La danza del Re Ubu
Il nome Pere Ubu (Ubu Roi, pièce teatrale del commediografo francese di fine ‘800 Alfred Jarry), non diceva niente a nessuno ma aveva un bel ’suono’, la straordinaria la voce di David Thomas, un gigante con i capelli a cespuglio che cantava con un vocione da orco e musicisti come Revenstine, un cercarumori quando l’elettronica era tutt’altro che facile, il chitarrista Herman, un trasformatore elettrico da 125 in 380volts, la sezione ritmica di Krauss alla batteria e Maimone al basso che scandiscono una musica complessa e alienata. seppero dare una forma, un turbinio di note, con scenari post-industriali, schizofrenici e avanguardistici al nome a dir poco strano, di questo gruppo che fece di “Modern Dance” uno dei dischi miliari, di quella ondata musicale che fece la sua apparizione verso la fine degli anni ’70 chiamata “new wave”.

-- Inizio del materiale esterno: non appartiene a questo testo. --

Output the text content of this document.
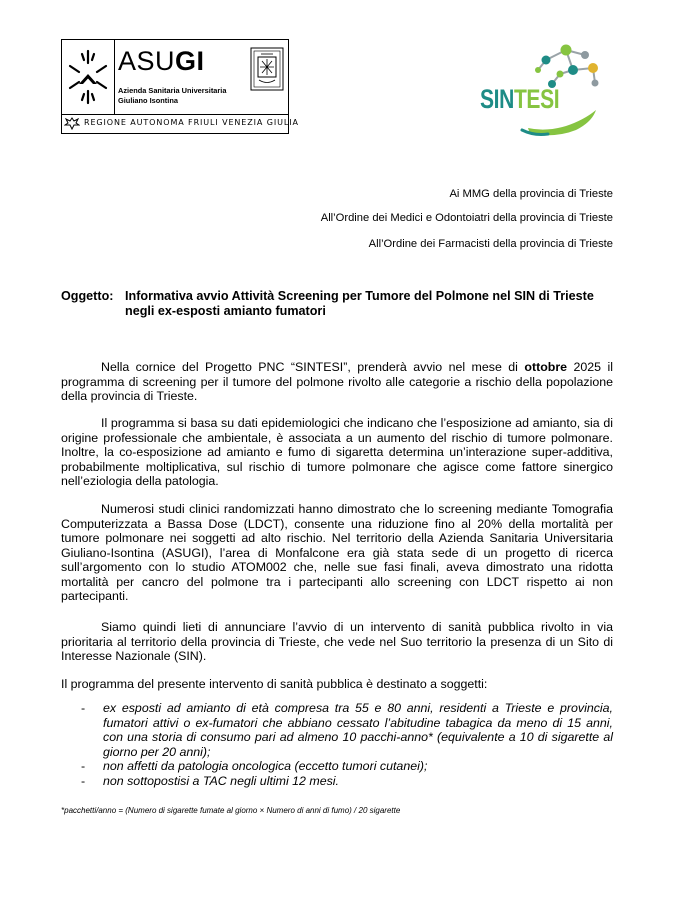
ASUGI
Azienda Sanitaria Universitaria
Giuliano Isontina
REGIONE AUTONOMA FRIULI VENEZIA GIULIA
SINTESI
Ai MMG della provincia di Trieste
All’Ordine dei Medici e Odontoiatri della provincia di Trieste
All’Ordine dei Farmacisti della provincia di Trieste
Oggetto: Informativa avvio Attività Screening per Tumore del Polmone nel SIN di Trieste negli ex-esposti amianto fumatori
Nella cornice del Progetto PNC “SINTESI”, prenderà avvio nel mese di ottobre 2025 il programma di screening per il tumore del polmone rivolto alle categorie a rischio della popolazione della provincia di Trieste.
Il programma si basa su dati epidemiologici che indicano che l’esposizione ad amianto, sia di origine professionale che ambientale, è associata a un aumento del rischio di tumore polmonare. Inoltre, la co-esposizione ad amianto e fumo di sigaretta determina un’interazione super-additiva, probabilmente moltiplicativa, sul rischio di tumore polmonare che agisce come fattore sinergico nell’eziologia della patologia.
Numerosi studi clinici randomizzati hanno dimostrato che lo screening mediante Tomografia Computerizzata a Bassa Dose (LDCT), consente una riduzione fino al 20% della mortalità per tumore polmonare nei soggetti ad alto rischio. Nel territorio della Azienda Sanitaria Universitaria Giuliano-Isontina (ASUGI), l’area di Monfalcone era già stata sede di un progetto di ricerca sull’argomento con lo studio ATOM002 che, nelle sue fasi finali, aveva dimostrato una ridotta mortalità per cancro del polmone tra i partecipanti allo screening con LDCT rispetto ai non partecipanti.
Siamo quindi lieti di annunciare l’avvio di un intervento di sanità pubblica rivolto in via prioritaria al territorio della provincia di Trieste, che vede nel Suo territorio la presenza di un Sito di Interesse Nazionale (SIN).
Il programma del presente intervento di sanità pubblica è destinato a soggetti:
- ex esposti ad amianto di età compresa tra 55 e 80 anni, residenti a Trieste e provincia, fumatori attivi o ex-fumatori che abbiano cessato l’abitudine tabagica da meno di 15 anni, con una storia di consumo pari ad almeno 10 pacchi-anno* (equivalente a 10 di sigarette al giorno per 20 anni);
- non affetti da patologia oncologica (eccetto tumori cutanei);
- non sottopostisi a TAC negli ultimi 12 mesi.
*pacchetti/anno = (Numero di sigarette fumate al giorno × Numero di anni di fumo) / 20 sigarette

i Pere Ubu studiano e forgiano una formula Rock urticante e avanguardista, scevra da qualsiasi impulso commerciale e brutalmente proiettata verso la costruzione di un ideale artistico completo e totalizzante, oltre che in grado di raccogliere l’evoluzione della sperimentazione musicale underground in un gigantesco labirinto di visioni e di onirismi industrali
Prima di questo gli Ubu auto producono quattro singoli, uno più feroce dell’altro, prima di giungere a questo favoloso esordio. Il disco è tirato in poche copie, non entra mai in classifica, ma abbaglia subito i cercatori di rock diverso. Thomas e i suoi portano il rock verso nuove frontiere, senza dimenticare l’essenzialità delle sue origini. Producono una musica con la devastante energia del punk, il ruvido calore del blues e presagi di quelli che un giorno sarebbero stati chiamati ‘paesaggi immaginari’ dell’electro-music. La voce squassata del leader e mente del gruppo David Thomas, l’anti – Sinatra per il suo ‘mal di canto’ si diverte a scrivere alla rovescia la storia della canzone tipo, e fa della sua sgraziata e disarmonica vocalità il marchio di fabbrica del gruppo.The Modern Dance è il simbolo della “rovina” del Rock alle porte degli anni ’80, è il Rock che – nella sua dirompente estasi nichilista – nega se stesso, è il testamento spirituale di un’epoca e la visionaria apertura di un’altra. Rivoluzionario nei concetti, nelle tematiche e nelle atmosfere evocate, il capolavoro dei Pere Ubu è, assieme a Velvet Underground & Nico (inutile parlare anche dell’influenza giocata da Lou Reed e John Cale su Thomas e compagni), una delle più sconvolgenti opere dell’avanguardia underground del ventennio ’60-’70, in quanto in grado di riassumerne aspetti e contraddizioni per poi catapultarle in una dimensione del tutto nuova, una tabula rasa che azzera l’essenza stessa del Rock, lo distrugge, lo estirpa dai suoi più naturali contesti e ne suggerisce una nuova interpretazione assolutamente d’avanguardia. Maniaci della sperimentazione più brutale e al contempo del recupero (ora più serioso, ora più grottesco) del classic-rock a stelle e strisce, i Pere Ubu sono il punto di non ritorno di ciò che significò la ricerca musicale colto-popolare negli anni ’70, di quel massacrante connubio di disagio esistenziale, satira dissacrante e inquietudine creativa che, soprattutto grazie alle innovazioni di Thomas e Ravenstine, ha indelebilmente finito per influenzare gran parte di quella new wave sperimentale allora appena alle porte (The Pop Group e compagni..).